Motionless, facing the orchestra, legs slightly apart and knees slightly flexed, Klaus Mäkelä waits for the Philharmonie audience to ready itself to listen. And God knows – or, at least, Marx and his acolytes know – just how singular a work Shostakovich’s Symphony no. 11 is, the kind of work one thinks about while emitting sighs that Pierre Boulez would not have disowned, he who saw in the Soviet composer a “fifth impression of Mahler”, but one to which one always succumbs – or nearly always. Nonetheless, once again, the question of authenticity rears its head. For sure, there's no questioning the sincerity of the composer, whose work is celebrating the 1905 uprisings harshly repressed by the tsar, the prelude to the 1917 October Revolution, but of the authenticity of sound that has been at the heart of the art of interpretation since the emergence of the “historically informed” movement.

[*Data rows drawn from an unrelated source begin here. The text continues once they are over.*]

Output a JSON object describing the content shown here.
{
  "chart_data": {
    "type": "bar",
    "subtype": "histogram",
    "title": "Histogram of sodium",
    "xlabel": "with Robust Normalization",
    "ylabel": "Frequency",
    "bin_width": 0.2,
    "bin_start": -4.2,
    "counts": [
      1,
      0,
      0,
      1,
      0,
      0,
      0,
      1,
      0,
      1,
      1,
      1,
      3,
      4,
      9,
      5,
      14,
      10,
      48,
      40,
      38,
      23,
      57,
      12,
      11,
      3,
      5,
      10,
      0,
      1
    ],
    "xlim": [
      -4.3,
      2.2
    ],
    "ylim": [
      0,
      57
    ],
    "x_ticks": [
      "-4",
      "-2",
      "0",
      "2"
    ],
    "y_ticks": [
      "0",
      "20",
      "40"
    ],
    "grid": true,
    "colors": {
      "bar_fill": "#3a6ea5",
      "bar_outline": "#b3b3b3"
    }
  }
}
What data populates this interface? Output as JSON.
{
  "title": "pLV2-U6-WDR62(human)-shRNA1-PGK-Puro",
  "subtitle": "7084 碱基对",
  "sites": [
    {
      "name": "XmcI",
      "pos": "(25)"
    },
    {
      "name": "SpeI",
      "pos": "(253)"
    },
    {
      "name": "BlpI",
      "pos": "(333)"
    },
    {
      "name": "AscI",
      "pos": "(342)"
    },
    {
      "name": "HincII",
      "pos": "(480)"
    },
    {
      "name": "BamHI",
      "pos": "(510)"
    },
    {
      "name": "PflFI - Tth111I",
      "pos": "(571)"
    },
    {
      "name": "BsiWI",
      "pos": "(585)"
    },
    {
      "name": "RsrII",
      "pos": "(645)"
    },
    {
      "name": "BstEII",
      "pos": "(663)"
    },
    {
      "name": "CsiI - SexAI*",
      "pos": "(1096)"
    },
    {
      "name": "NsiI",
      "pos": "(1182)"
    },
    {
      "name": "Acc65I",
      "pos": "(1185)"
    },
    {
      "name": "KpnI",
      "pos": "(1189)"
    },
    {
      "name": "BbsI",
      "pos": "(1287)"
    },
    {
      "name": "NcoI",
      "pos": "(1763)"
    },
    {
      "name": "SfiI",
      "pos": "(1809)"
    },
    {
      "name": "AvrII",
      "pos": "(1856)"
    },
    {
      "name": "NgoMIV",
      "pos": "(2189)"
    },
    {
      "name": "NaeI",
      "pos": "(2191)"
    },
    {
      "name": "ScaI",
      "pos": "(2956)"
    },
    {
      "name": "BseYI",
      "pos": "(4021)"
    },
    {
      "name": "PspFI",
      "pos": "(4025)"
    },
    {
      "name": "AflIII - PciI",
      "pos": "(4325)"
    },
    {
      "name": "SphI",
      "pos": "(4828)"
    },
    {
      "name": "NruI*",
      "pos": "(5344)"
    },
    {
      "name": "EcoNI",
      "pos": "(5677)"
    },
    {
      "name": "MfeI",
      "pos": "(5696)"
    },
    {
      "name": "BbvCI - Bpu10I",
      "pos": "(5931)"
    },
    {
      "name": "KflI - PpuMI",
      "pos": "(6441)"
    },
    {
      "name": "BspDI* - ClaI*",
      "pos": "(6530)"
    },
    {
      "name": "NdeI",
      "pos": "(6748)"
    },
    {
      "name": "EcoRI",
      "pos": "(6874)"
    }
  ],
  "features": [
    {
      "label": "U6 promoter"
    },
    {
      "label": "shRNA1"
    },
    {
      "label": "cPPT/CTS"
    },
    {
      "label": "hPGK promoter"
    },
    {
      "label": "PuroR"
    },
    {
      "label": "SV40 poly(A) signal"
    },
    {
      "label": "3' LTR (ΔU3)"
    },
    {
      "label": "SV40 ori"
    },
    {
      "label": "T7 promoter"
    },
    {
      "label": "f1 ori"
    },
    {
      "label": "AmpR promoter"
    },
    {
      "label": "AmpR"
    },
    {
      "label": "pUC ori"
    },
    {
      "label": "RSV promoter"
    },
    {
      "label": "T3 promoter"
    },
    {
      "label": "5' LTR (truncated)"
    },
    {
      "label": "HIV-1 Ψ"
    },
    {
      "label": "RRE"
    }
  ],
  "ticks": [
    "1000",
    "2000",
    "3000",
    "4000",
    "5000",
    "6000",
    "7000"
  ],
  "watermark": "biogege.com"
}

This music contains everything in its printed score, but its sonic and spiritual embodiment remains anchored in the aesthetic of the Soviet orchestras and in an era marked by Communist dictatorial control of a society still living in fear, well after de-Stalinisation, meeting up spasmodically in concert halls to commune without risk. Among 20th-century composers, Shostakovich is definitely the one whose music is consonant with its period in history, with vibrato and a piercing sound in the winds, of virtuoso strings unleashed, attacking the sound without blunting it, of Soviet recordings whose lack of sophistication in the sound give an access to this music which is direct, raw, moving, sometimes violent. In contrast, the irreproachable performances of his symphonies by Bernard Haitink and Concertgebouw have something civilised about them, something “Western”. Especially so since the quotes and echos of revolutionary songs mean nothing to a non-Russian listener and cannot therefore have the slightest Pavlovian effect on their consciousness.
It is with great fortune that the Orchestre de Paris has retained in its reptilian brain the thing which made the glory of the Société de concerts du Conservatoire which was its parent, and which in the end is not so far from that of the Russian orchestras, even if the Fagott has (alas) replaced the agile and cheeky basson, even if the strings have become denser, even if the horns now have the results of modern progress: it plays without “virtuosifying” its style. In short, the OdP finds the right sound, inasmuch as that's possible, as it does naturally in Ravel (by the way, we'd love to hear their boss conduct the complete ballet of Daphnis et Chloé). For sure, Mäkelä knows his Shostakovich from studying the scores, but he has also listened to a lot of recordings from Moscow, where this symphony was first performed in 1957, marking the rehabilitation of the composer, cleared of the accusations of formalism levelled against him nine years earlier by Zhdanov.
Mäkelä runs the four movements together without a break, tense, alternating sprawling soundscapes and tragic outbursts, without any release, with no emphasis alien to the work in a first movement over which looms a fearful threat, in a second movement which culminates in a second part whose terrifying violence seems devoid of sonic limits, conducted with a mastery, a clarity of baton movement and an orchestral balance that are perfect. We hear each instrumental part and all of them united together in a common purpose whose spiritual eloquence binds the audience with the conductor and the musicians into an emotional experience rarely encountered in a concert. An hour in, the symphony ends in a deathly quiet, the conductor's arms raised, immobile. We have been overwhelmed by an interpretation which combined the power of gesture characteristic of Sir Georg Solti and the spiritual force of the older Herbert von Karajan, who engulfed the audience into a world from which it was hard to escape.
As for Yunchan Lim, he was perfect in a Rachmaninov Piano Concerto no. 2 in C minor taut as a bowstring, intense and without an ounce of sentimentality, carried by a 20-year old pianistic UFO who possesses every secret of the keyboard, not just fingers of steel. This perfect musician understands the extent to which this is a puritan's music – and by the way, he seems to be the kind who rarely laughs. He is in perfect unison with the musicians and the conductor: they advance without posing or running, they sing without feeling sorry for themselves, they fight without emphasis. There's a performance which puts out of our mind a recent Schumann concerto in Paris and confirms that this South Korean is indeed the young giant of the piano that we saw at the Van Cliburn Competition.